Balance Between Work and Play: A Mindfulness Practice
Balance between work and play requires mindfulness because without it, you might give your attention to one and ignore the other. If I had to guess, I’d say that more people overwork rather than overplay. It’s important that we do both.
You’ve probably heard me talk about the Lemmejust Dragon. It says things like, “Lemmejust do the dishes, throw in a load of laundry, check my email, make tomorrow’s lunches,” etc. “before I sit down for five minutes, take a break to connect with you, or do something fun.” Everyone is so driven to do more and more that they collapse in an exhausted heap, and are too tired to even do things that are fun. The Lemmejust Dragon postpones fun until it’s long forgotten.
Don’t Wait Until Vacation to Play
Many people wait until their annual vacation to play. They spend most of the year dreaming about it and magnifying its possibilitie of wonderfulness that few could ever attain. Often there’s a huge letdown (say if it rains everyday on your beach vacation) or sometimes because it was terrific, and then having it be over was agonizing. Don’t wait. Work play into your daily schedule, even if it’s just for 20 minutes. Make it happen.
You’ve heard it. “Work hard. Play hard.” Yes. Do both. It won’t always be in equal measure but strive to do both. Creating boundaries around your work and play is a great first step. Decide on the number of hours you’ll work on a project or vow to stop at a specified time each day. Schedule your play time on the calendar, just like you do with your work.
Have To and Get To
Then there is the “have to do” list, along with the “get to do list.” Play with these and see if you can turn some of the “have tos” into “get tos.” For instance, “I have to go to work,” can be transformed into, “I get to go to work.” List three great reasons that you are lucky to have your job and suddenly your attitude about it will change.
Being mindful of your attitude and words can lead to a discovery that maybe you complain more than you think you do.

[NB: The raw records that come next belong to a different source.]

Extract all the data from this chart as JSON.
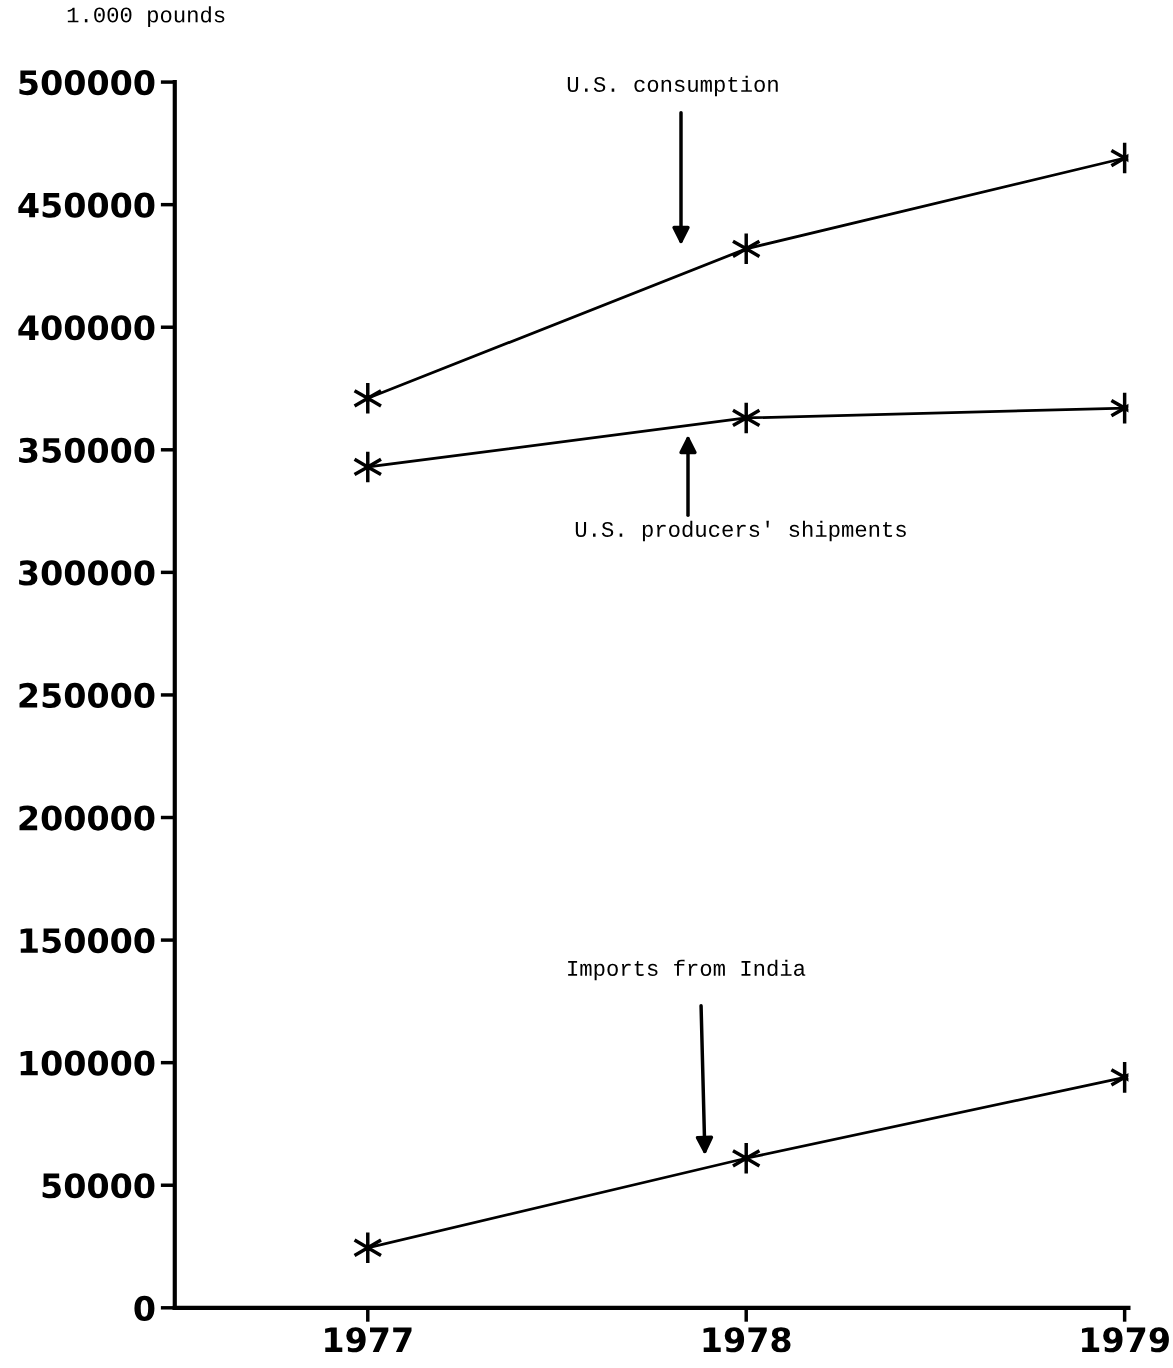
{
  "chart_data": {
    "type": "line",
    "ylabel": "1.000 pounds",
    "x": [
      1977,
      1978,
      1979
    ],
    "xlim": [
      1976.49,
      1979.01
    ],
    "xticks": [
      1977,
      1978,
      1979
    ],
    "ylim": [
      0,
      500000
    ],
    "yticks": [
      0,
      50000,
      100000,
      150000,
      200000,
      250000,
      300000,
      350000,
      400000,
      450000,
      500000
    ],
    "grid": false,
    "legend": false,
    "line_style": "solid",
    "series": [
      {
        "color": "#000000",
        "marker": "cross",
        "values": [
          371000,
          432000,
          469000
        ]
      },
      {
        "color": "#000000",
        "marker": "cross",
        "values": [
          343000,
          363000,
          367000
        ]
      },
      {
        "color": "#000000",
        "marker": "cross",
        "values": [
          24500,
          61000,
          94000
        ]
      }
    ],
    "annotations": [
      "U.S. consumption",
      "U.S. producers' shipments",
      "Imports from India"
    ]
  }
}
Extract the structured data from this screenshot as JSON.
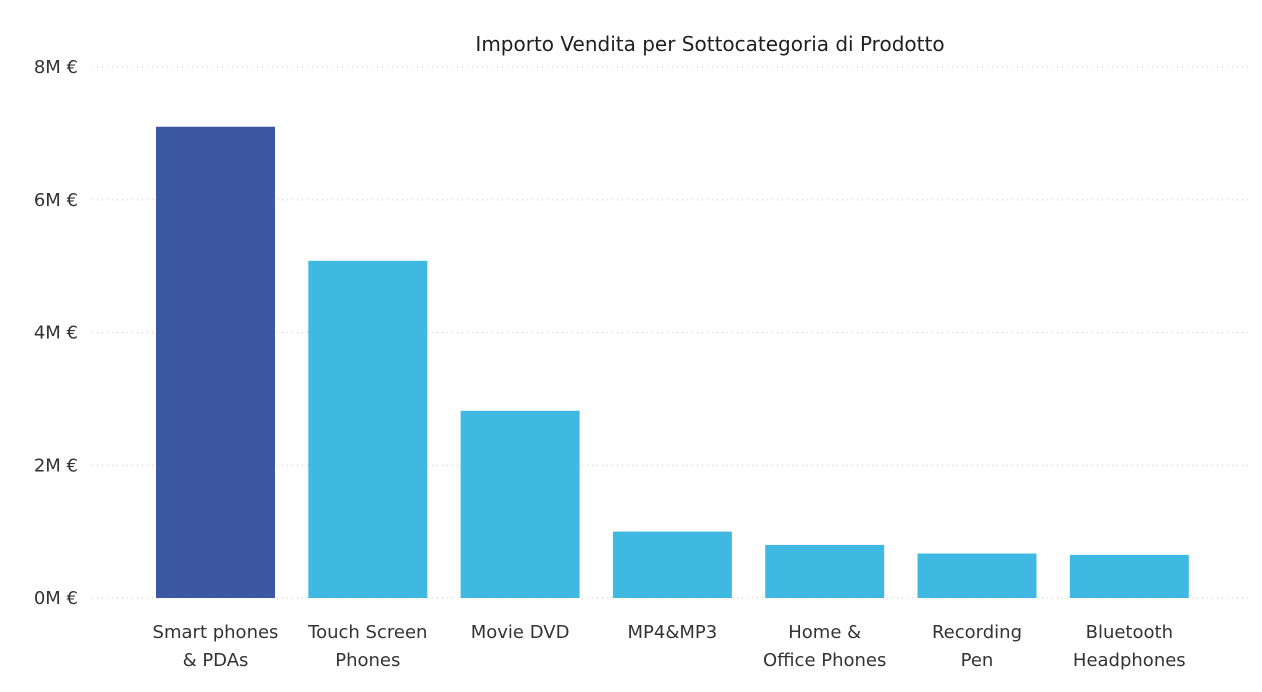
{
  "chart_data": {
    "type": "bar",
    "title": "Importo Vendita per Sottocategoria di Prodotto",
    "xlabel": "",
    "ylabel": "",
    "categories": [
      [
        "Smart phones",
        "& PDAs"
      ],
      [
        "Touch Screen",
        "Phones"
      ],
      [
        "Movie DVD"
      ],
      [
        "MP4&MP3"
      ],
      [
        "Home &",
        "Office Phones"
      ],
      [
        "Recording",
        "Pen"
      ],
      [
        "Bluetooth",
        "Headphones"
      ]
    ],
    "values": [
      7.1,
      5.08,
      2.82,
      1.0,
      0.8,
      0.67,
      0.65
    ],
    "ylim": [
      0,
      8
    ],
    "yticks": [
      0,
      2,
      4,
      6,
      8
    ],
    "ytick_labels": [
      "0M €",
      "2M €",
      "4M €",
      "6M €",
      "8M €"
    ],
    "grid": true,
    "legend": "none",
    "colors": {
      "highlight": "#3c58a3",
      "default": "#40b9e2"
    },
    "highlight_index": 0
  }
}
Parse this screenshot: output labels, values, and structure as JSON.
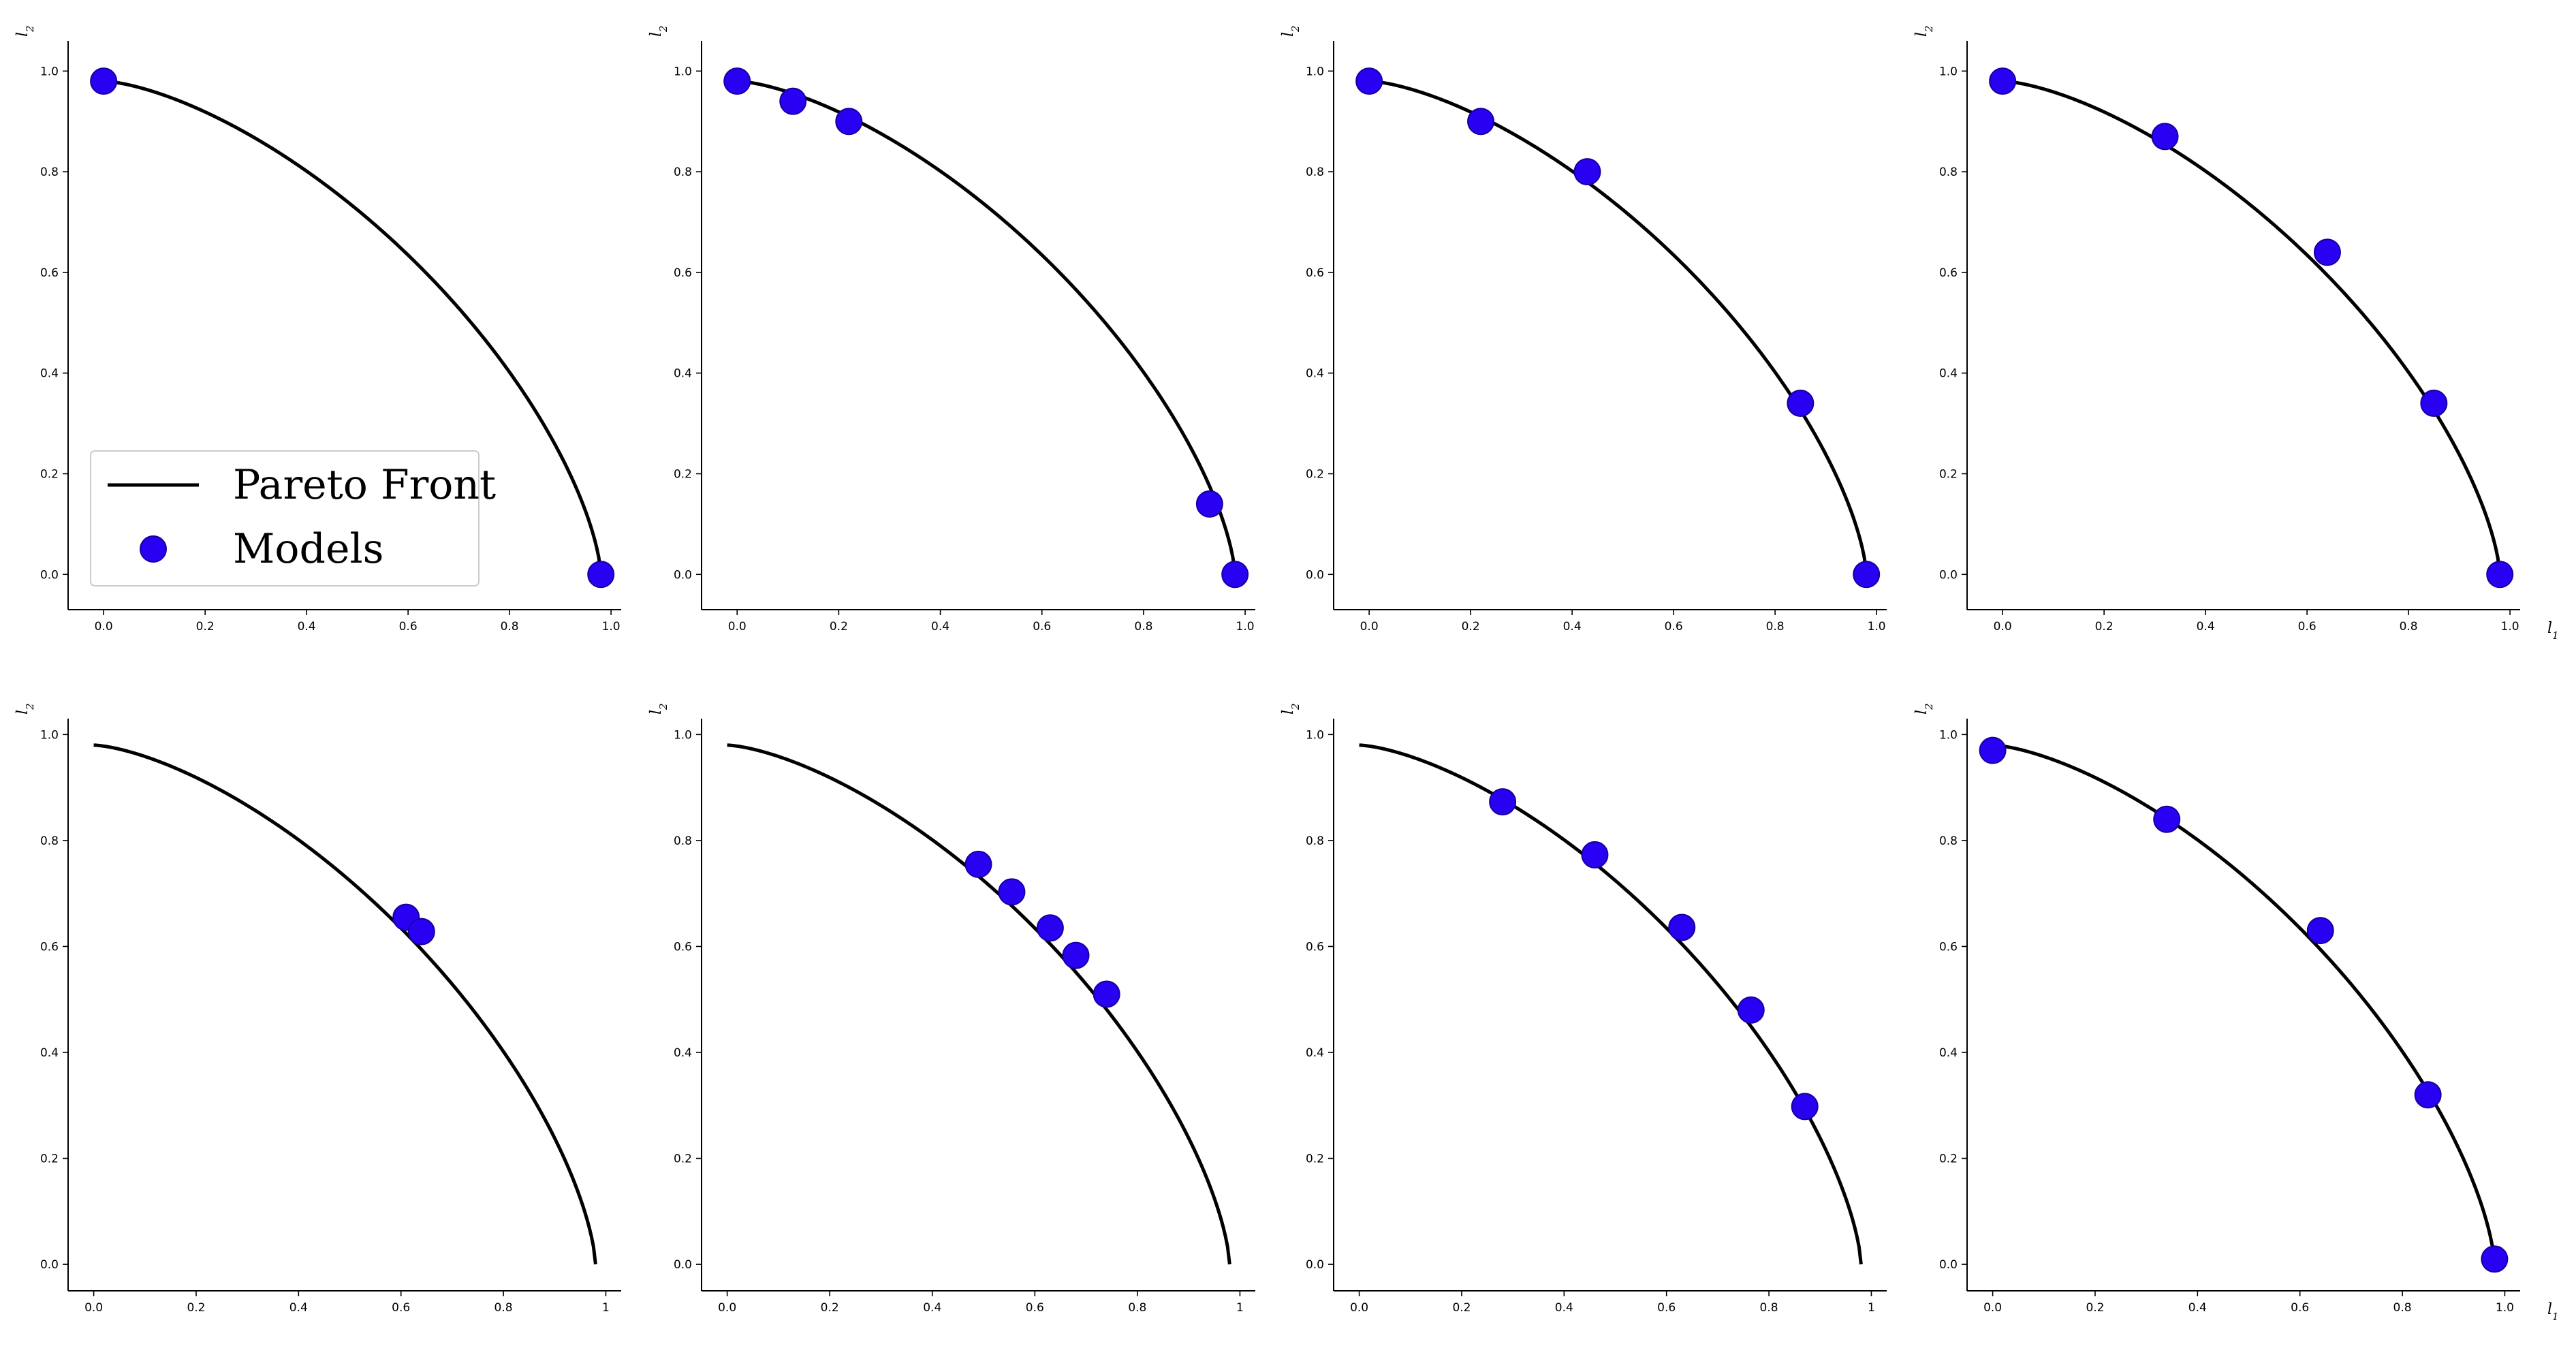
{
  "chart_data": [
    {
      "type": "scatter",
      "xlabel": "",
      "ylabel": "l2",
      "xticks": [
        "0.0",
        "0.2",
        "0.4",
        "0.6",
        "0.8",
        "1.0"
      ],
      "yticks": [
        "0.0",
        "0.2",
        "0.4",
        "0.6",
        "0.8",
        "1.0"
      ],
      "xlim": [
        -0.07,
        1.02
      ],
      "ylim": [
        -0.07,
        1.06
      ],
      "pareto_front": "r=0.98, exponent 1.5",
      "legend": {
        "placement": "lower-left",
        "entries": [
          "Pareto Front",
          "Models"
        ]
      },
      "points": [
        [
          0.0,
          0.98
        ],
        [
          0.98,
          0.0
        ]
      ]
    },
    {
      "type": "scatter",
      "xlabel": "",
      "ylabel": "l2",
      "xticks": [
        "0.0",
        "0.2",
        "0.4",
        "0.6",
        "0.8",
        "1.0"
      ],
      "yticks": [
        "0.0",
        "0.2",
        "0.4",
        "0.6",
        "0.8",
        "1.0"
      ],
      "xlim": [
        -0.07,
        1.02
      ],
      "ylim": [
        -0.07,
        1.06
      ],
      "points": [
        [
          0.0,
          0.98
        ],
        [
          0.11,
          0.94
        ],
        [
          0.22,
          0.9
        ],
        [
          0.93,
          0.14
        ],
        [
          0.98,
          0.0
        ]
      ]
    },
    {
      "type": "scatter",
      "xlabel": "",
      "ylabel": "l2",
      "xticks": [
        "0.0",
        "0.2",
        "0.4",
        "0.6",
        "0.8",
        "1.0"
      ],
      "yticks": [
        "0.0",
        "0.2",
        "0.4",
        "0.6",
        "0.8",
        "1.0"
      ],
      "xlim": [
        -0.07,
        1.02
      ],
      "ylim": [
        -0.07,
        1.06
      ],
      "points": [
        [
          0.0,
          0.98
        ],
        [
          0.22,
          0.9
        ],
        [
          0.43,
          0.8
        ],
        [
          0.85,
          0.34
        ],
        [
          0.98,
          0.0
        ]
      ]
    },
    {
      "type": "scatter",
      "xlabel": "l1",
      "ylabel": "l2",
      "xticks": [
        "0.0",
        "0.2",
        "0.4",
        "0.6",
        "0.8",
        "1.0"
      ],
      "yticks": [
        "0.0",
        "0.2",
        "0.4",
        "0.6",
        "0.8",
        "1.0"
      ],
      "xlim": [
        -0.07,
        1.02
      ],
      "ylim": [
        -0.07,
        1.06
      ],
      "points": [
        [
          0.0,
          0.98
        ],
        [
          0.32,
          0.87
        ],
        [
          0.64,
          0.64
        ],
        [
          0.85,
          0.34
        ],
        [
          0.98,
          0.0
        ]
      ]
    },
    {
      "type": "scatter",
      "xlabel": "",
      "ylabel": "l2",
      "xticks": [
        "0.0",
        "0.2",
        "0.4",
        "0.6",
        "0.8",
        "1"
      ],
      "yticks": [
        "0.0",
        "0.2",
        "0.4",
        "0.6",
        "0.8",
        "1.0"
      ],
      "xlim": [
        -0.05,
        1.03
      ],
      "ylim": [
        -0.05,
        1.03
      ],
      "points": [
        [
          0.61,
          0.655
        ],
        [
          0.64,
          0.628
        ]
      ]
    },
    {
      "type": "scatter",
      "xlabel": "",
      "ylabel": "l2",
      "xticks": [
        "0.0",
        "0.2",
        "0.4",
        "0.6",
        "0.8",
        "1"
      ],
      "yticks": [
        "0.0",
        "0.2",
        "0.4",
        "0.6",
        "0.8",
        "1.0"
      ],
      "xlim": [
        -0.05,
        1.03
      ],
      "ylim": [
        -0.05,
        1.03
      ],
      "points": [
        [
          0.49,
          0.755
        ],
        [
          0.555,
          0.703
        ],
        [
          0.63,
          0.635
        ],
        [
          0.68,
          0.583
        ],
        [
          0.74,
          0.51
        ]
      ]
    },
    {
      "type": "scatter",
      "xlabel": "",
      "ylabel": "l2",
      "xticks": [
        "0.0",
        "0.2",
        "0.4",
        "0.6",
        "0.8",
        "1"
      ],
      "yticks": [
        "0.0",
        "0.2",
        "0.4",
        "0.6",
        "0.8",
        "1.0"
      ],
      "xlim": [
        -0.05,
        1.03
      ],
      "ylim": [
        -0.05,
        1.03
      ],
      "points": [
        [
          0.28,
          0.873
        ],
        [
          0.46,
          0.773
        ],
        [
          0.63,
          0.636
        ],
        [
          0.765,
          0.48
        ],
        [
          0.87,
          0.298
        ]
      ]
    },
    {
      "type": "scatter",
      "xlabel": "l1",
      "ylabel": "l2",
      "xticks": [
        "0.0",
        "0.2",
        "0.4",
        "0.6",
        "0.8",
        "1.0"
      ],
      "yticks": [
        "0.0",
        "0.2",
        "0.4",
        "0.6",
        "0.8",
        "1.0"
      ],
      "xlim": [
        -0.05,
        1.03
      ],
      "ylim": [
        -0.05,
        1.03
      ],
      "points": [
        [
          0.0,
          0.97
        ],
        [
          0.34,
          0.84
        ],
        [
          0.64,
          0.63
        ],
        [
          0.85,
          0.32
        ],
        [
          0.98,
          0.01
        ]
      ]
    }
  ],
  "style": {
    "line_color": "#000000",
    "marker_color": "#2a00f2",
    "marker_edge": "#1400a0"
  }
}
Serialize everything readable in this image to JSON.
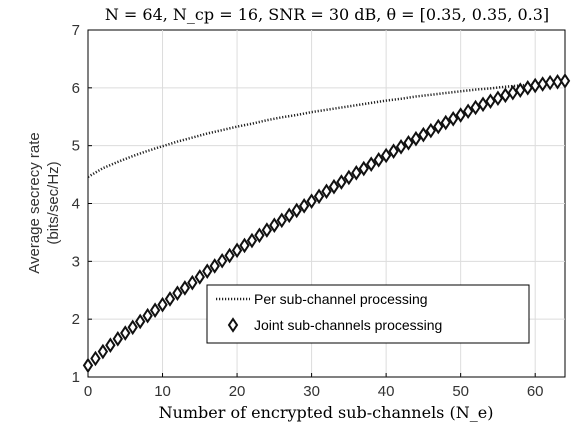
{
  "chart_data": {
    "type": "line",
    "title": "N = 64, N_cp = 16, SNR = 30 dB, θ = [0.35, 0.35, 0.3]",
    "xlabel": "Number of encrypted sub-channels (N_e)",
    "ylabel": "Average secrecy rate (bits/sec/Hz)",
    "ylabel_line1": "Average secrecy rate",
    "ylabel_line2": "(bits/sec/Hz)",
    "xlim": [
      0,
      64
    ],
    "ylim": [
      1,
      7
    ],
    "xticks": [
      0,
      10,
      20,
      30,
      40,
      50,
      60
    ],
    "yticks": [
      1,
      2,
      3,
      4,
      5,
      6,
      7
    ],
    "grid": true,
    "legend_position": "lower-right",
    "series": [
      {
        "name": "Per sub-channel processing",
        "style": "dotted",
        "color": "#222222",
        "x": [
          0,
          2,
          4,
          6,
          8,
          10,
          12,
          14,
          16,
          18,
          20,
          22,
          24,
          26,
          28,
          30,
          32,
          34,
          36,
          38,
          40,
          42,
          44,
          46,
          48,
          50,
          52,
          54,
          56,
          58,
          60,
          62,
          64
        ],
        "y": [
          4.46,
          4.61,
          4.72,
          4.82,
          4.91,
          4.99,
          5.07,
          5.14,
          5.21,
          5.27,
          5.33,
          5.38,
          5.44,
          5.49,
          5.53,
          5.58,
          5.62,
          5.66,
          5.7,
          5.74,
          5.78,
          5.81,
          5.85,
          5.88,
          5.91,
          5.94,
          5.97,
          5.99,
          6.02,
          6.04,
          6.07,
          6.09,
          6.11
        ]
      },
      {
        "name": "Joint sub-channels processing",
        "style": "diamond-markers",
        "color": "#222222",
        "x": [
          0,
          2,
          4,
          6,
          8,
          10,
          12,
          14,
          16,
          18,
          20,
          22,
          24,
          26,
          28,
          30,
          32,
          34,
          36,
          38,
          40,
          42,
          44,
          46,
          48,
          50,
          52,
          54,
          56,
          58,
          60,
          62,
          64
        ],
        "y": [
          1.2,
          1.44,
          1.66,
          1.86,
          2.06,
          2.25,
          2.45,
          2.63,
          2.83,
          3.01,
          3.19,
          3.36,
          3.54,
          3.71,
          3.88,
          4.04,
          4.21,
          4.37,
          4.53,
          4.68,
          4.83,
          4.98,
          5.12,
          5.26,
          5.4,
          5.53,
          5.66,
          5.77,
          5.87,
          5.96,
          6.04,
          6.09,
          6.12
        ]
      }
    ]
  }
}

Maybe you even sound ungrateful. That’s not likely a goal of yours so, with this awareness, you “get to” change it up.
During this week’s Enchanted Breath, think about some repetitive task you often grouse about. Notice if thinking about it clenches your fists, toes, and teeth. Breathe some fresh air into it and mindfully release the tension in your body, your muscles, and nerves. Imagine yourself feeling differently about it and allow yourself to get creative as you come up with three great things you can celebrate about accomplishing that task.
For instance, some people hate doing laundry. Once you finish it for this week, you can celebrate 1-that’s it’s done for the week 2-that you have fresh, clean clothes to wear and 3-that you have more choices about what to wear tomorrow than you did today.
So sit for a few moments, pick your task to view differently, breathe and release tension and create a new snapshot of how life can be.
Enchanted Breaths are the “ahh, the haha, and the aha! of life.”